Nel catalogo dei libri naufragati di Colombo. L’arte del collezionismo
Il catalogo dei libri naufragati sembra il titolo di un romanzo di Carlos Ruiz Zafòn, invece, pur essendoci tanta Spagna, parliamo di Edward Wilson-Lee, americano di origine,e questa è la sua prima opera tradotta in lingua italiana, da Susanna Bourlot, pubblicata a inizio 2019 da Bollati Boringhieri.
Il sottotitolo svela argomento e genere narrativo: Il figlio di Cristoforo Colombo e la ricerca della biblioteca universale.
Edward Wilson-Lee, cresciuto in Africa da genitori documentaristi della fauna selvatica, vive a Cambridge dove insegna letteratura medioevale e rinascimentale, con all’attivo numerosi contributi, in particolare su Shakespeare, di cui è uno specialista.

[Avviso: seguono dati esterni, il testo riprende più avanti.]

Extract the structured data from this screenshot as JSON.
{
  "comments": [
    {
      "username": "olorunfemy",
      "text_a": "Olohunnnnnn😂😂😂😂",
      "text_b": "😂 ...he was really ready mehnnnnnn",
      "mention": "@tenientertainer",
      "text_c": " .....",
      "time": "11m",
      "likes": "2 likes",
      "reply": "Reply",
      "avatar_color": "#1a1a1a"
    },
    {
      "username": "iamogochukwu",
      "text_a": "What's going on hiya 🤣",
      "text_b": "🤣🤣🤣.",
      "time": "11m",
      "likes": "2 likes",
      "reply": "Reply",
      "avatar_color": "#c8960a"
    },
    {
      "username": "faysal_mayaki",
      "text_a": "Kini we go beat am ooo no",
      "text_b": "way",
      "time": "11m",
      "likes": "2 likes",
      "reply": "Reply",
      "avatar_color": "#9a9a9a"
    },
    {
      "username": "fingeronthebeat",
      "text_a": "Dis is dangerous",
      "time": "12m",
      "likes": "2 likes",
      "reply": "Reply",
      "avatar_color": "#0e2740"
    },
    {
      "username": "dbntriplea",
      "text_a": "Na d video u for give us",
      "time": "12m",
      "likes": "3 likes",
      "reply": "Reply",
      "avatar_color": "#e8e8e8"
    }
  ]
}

Questo volume ripercorre la vita talmente straordinaria da non sembrare vera di Fernando Colombo, Hernando Colòn in spagnolo, figlio naturale del leggendario esploratore, che lo ebbe da una donna di umile estrazione, Beatriz Enrìquez de Arana, la quale svolse, non per sua volontà, un ruolo secondario nella crescita del ragazzo. Nacque a Cordoba e trascorse l’infanzia nella corte reale, insieme al fratellastro Diego, con lo sguardo sempre rivolto a un padre che con le sue scoperte stava dando una spallata ai confini del mondo, ridefinendoli.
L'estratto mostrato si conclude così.